Religious Right Ignoring the Specifics About Those Majority "Pro-Life" Polls

Religious Right leaders just cannot get enough of citing public opinion polls that show more Americans consider themselves to be "pro-life" than "pro-choice" and citing them as evidence that the majority of Americans share their radical anti-choice agenda.

So when polls come out that demonstrate that most Americans do not, in fact, support efforts to outlaw abortion, the only logical response is to claim that the poll in question is misleading:

One conservative leader is questioning a recent poll from Pew Research that suggests Americans favor laws that reduce abortion but don't want the practice abolished.

Concerned Women for America (CWA) suggests the poll contradicts others that show a majority of Americans are pro-life. The question posed in the poll was whether abortion ought to be legal or illegal in all or most cases, but CWA president Wendy Wright thinks that unfairly limits answers to the extremes, when the question should take a closer look at specifics.
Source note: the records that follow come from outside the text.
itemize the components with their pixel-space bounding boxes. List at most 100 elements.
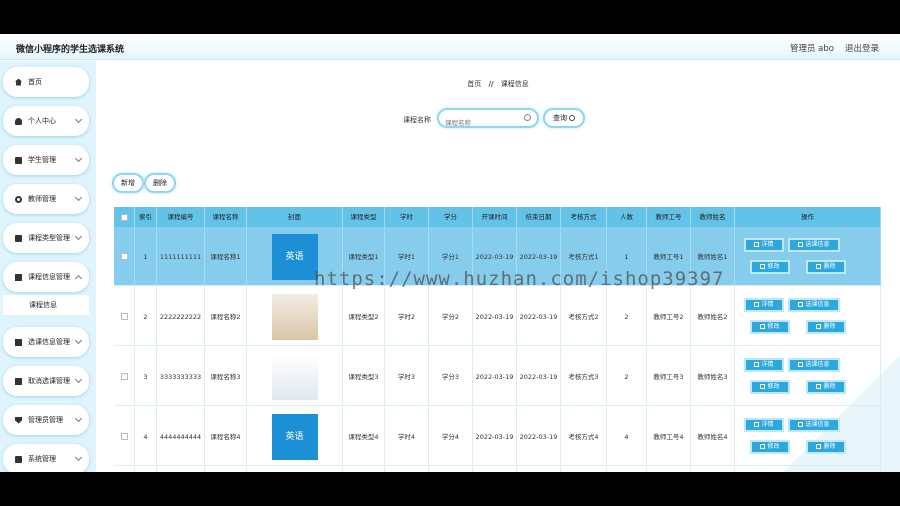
selection-info-button[interactable]: 选课信息 xyxy=(788,358,840,372)
sidebar-item-course-info[interactable]: 课程信息管理 xyxy=(3,262,89,292)
cell-start-date: 2022-03-19 xyxy=(473,347,517,406)
column-header-end-date: 结束日期 xyxy=(517,207,561,227)
cell-text: 学分1 xyxy=(441,252,460,261)
delete-button[interactable]: 删除 xyxy=(144,173,176,193)
edit-button[interactable]: 修改 xyxy=(750,320,790,334)
cell-text: 考核方式2 xyxy=(568,312,599,321)
document-icon xyxy=(754,302,760,307)
cell-hours: 学时3 xyxy=(385,347,429,406)
detail-button[interactable]: 详情 xyxy=(744,298,784,312)
cell-text: 教师姓名2 xyxy=(697,312,728,321)
delete-row-button[interactable]: 删除 xyxy=(806,320,846,334)
pencil-icon xyxy=(760,324,766,329)
cell-text: 2022-03-19 xyxy=(519,252,558,261)
button-label: 删除 xyxy=(823,263,836,270)
cell-exam-method: 考核方式3 xyxy=(561,347,607,406)
pencil-icon xyxy=(760,384,766,389)
query-button[interactable]: 查询 xyxy=(543,108,585,128)
cell-credit: 学分4 xyxy=(429,407,473,466)
cell-course-name: 课程名称5 xyxy=(205,467,247,472)
sidebar-subitem-course-info[interactable]: 课程信息 xyxy=(3,295,89,315)
cell-exam-method: 考核方式2 xyxy=(561,287,607,346)
sidebar-item-label: 课程信息管理 xyxy=(28,273,70,281)
delete-row-button[interactable]: 删除 xyxy=(806,260,846,274)
cell-start-date: 2022-03-19 xyxy=(473,287,517,346)
cell-index: 3 xyxy=(135,347,157,406)
cell-index: 1 xyxy=(135,227,157,286)
logout-link[interactable]: 退出登录 xyxy=(845,42,879,54)
cell-exam-method: 考核方式4 xyxy=(561,407,607,466)
edit-button[interactable]: 修改 xyxy=(750,260,790,274)
sidebar-item-personal-center[interactable]: 个人中心 xyxy=(3,106,89,136)
column-header-start-date: 开课时间 xyxy=(473,207,517,227)
table-row[interactable]: 55555555555课程名称5课程类型5学时5学分52022-03-19202… xyxy=(114,467,881,472)
admin-user[interactable]: 管理员 abo xyxy=(790,42,834,54)
table-row[interactable]: 3 3333333333 课程名称3 课程类型3 学时3 学分3 2022-03-19 202… xyxy=(114,347,881,406)
search-input[interactable] xyxy=(445,116,523,131)
sidebar-item-selection-info[interactable]: 选课信息管理 xyxy=(3,327,89,357)
sidebar-item-admins[interactable]: 管理员管理 xyxy=(3,405,89,435)
chevron-down-icon xyxy=(74,154,83,163)
detail-button[interactable]: 详情 xyxy=(744,418,784,432)
detail-button[interactable]: 详情 xyxy=(744,238,784,252)
table-row[interactable]: 4 4444444444 课程名称4 英语 课程类型4 学时4 学分4 2022-03-19 2… xyxy=(114,407,881,466)
sidebar-item-label: 学生管理 xyxy=(28,156,56,164)
cell-credit: 学分2 xyxy=(429,287,473,346)
pencil-icon xyxy=(760,444,766,449)
column-header-teacher-no: 教师工号 xyxy=(647,207,691,227)
trash-icon xyxy=(816,264,822,269)
cell-text: 学时1 xyxy=(397,252,416,261)
breadcrumb-home[interactable]: 首页 xyxy=(467,80,481,88)
document-icon xyxy=(15,234,22,242)
row-checkbox[interactable] xyxy=(120,313,128,320)
edit-button[interactable]: 修改 xyxy=(750,440,790,454)
sidebar-item-cancel-selection[interactable]: 取消选课管理 xyxy=(3,366,89,396)
cell-index: 4 xyxy=(135,407,157,466)
edit-button[interactable]: 修改 xyxy=(750,380,790,394)
cell-operations: 详情 选课信息修改 删除 xyxy=(735,287,881,346)
cell-text: 2022-03-19 xyxy=(475,372,514,381)
cell-text: 2222222222 xyxy=(159,312,202,321)
sidebar-item-home[interactable]: 首页 xyxy=(3,67,89,97)
cell-teacher-no: 教师工号4 xyxy=(647,407,691,466)
sidebar-item-system[interactable]: 系统管理 xyxy=(3,444,89,472)
chevron-down-icon xyxy=(74,336,83,345)
cell-text: 学时4 xyxy=(397,432,416,441)
cell-course-name: 课程名称3 xyxy=(205,347,247,406)
column-header-credit: 学分 xyxy=(429,207,473,227)
sidebar-item-students[interactable]: 学生管理 xyxy=(3,145,89,175)
cell-course-code: 5555555555 xyxy=(157,467,205,472)
cell-course-type: 课程类型4 xyxy=(343,407,385,466)
cell-select xyxy=(114,287,135,346)
cell-text: 课程类型4 xyxy=(348,432,379,441)
grid-icon xyxy=(15,377,22,385)
row-checkbox[interactable] xyxy=(120,253,128,260)
select-all-checkbox[interactable] xyxy=(120,213,128,221)
course-cover-image xyxy=(271,353,318,400)
document-icon xyxy=(754,242,760,247)
row-checkbox[interactable] xyxy=(120,433,128,440)
add-button[interactable]: 新增 xyxy=(112,173,144,193)
table-row[interactable]: 2 2222222222 课程名称2 课程类型2 学时2 学分2 2022-03-19 202… xyxy=(114,287,881,346)
cell-text: 课程类型1 xyxy=(348,252,379,261)
column-header-select[interactable] xyxy=(114,207,135,227)
row-checkbox[interactable] xyxy=(120,373,128,380)
sidebar-item-teachers[interactable]: 教师管理 xyxy=(3,184,89,214)
cell-teacher-no: 教师工号5 xyxy=(647,467,691,472)
search-field[interactable] xyxy=(437,108,539,131)
cell-text: 教师姓名3 xyxy=(697,372,728,381)
selection-info-button[interactable]: 选课信息 xyxy=(788,238,840,252)
delete-row-button[interactable]: 删除 xyxy=(806,380,846,394)
cell-operations: 详情 选课信息修改 删除 xyxy=(735,227,881,286)
selection-info-button[interactable]: 选课信息 xyxy=(788,298,840,312)
home-icon xyxy=(15,78,22,86)
delete-row-button[interactable]: 删除 xyxy=(806,440,846,454)
detail-button[interactable]: 详情 xyxy=(744,358,784,372)
cell-text: 2 xyxy=(624,312,629,321)
cell-course-type: 课程类型5 xyxy=(343,467,385,472)
selection-info-button[interactable]: 选课信息 xyxy=(788,418,840,432)
app-title: 微信小程序的学生选课系统 xyxy=(16,45,125,55)
cell-cover xyxy=(247,287,343,346)
sidebar-item-course-types[interactable]: 课程类型管理 xyxy=(3,223,89,253)
cell-text: 4 xyxy=(143,432,148,441)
"If the pollster had broken down the questions to reflect some of the reality of what abortion is, what it does to women, some of the reasons why women have abortions, then we would have seen a very different result," she suggests, noting that other polls show a majority of people do not believe late-term abortions should be allowed. 

Let's take a look at the specifics, shall we?

At best, only a quarter of Americans support completely outlawing abortion, which is the Religious Right's primary goal.  So if anyone is ignoring the specifics of poll results in an effort to create a misleading impression, it is the Religious Right.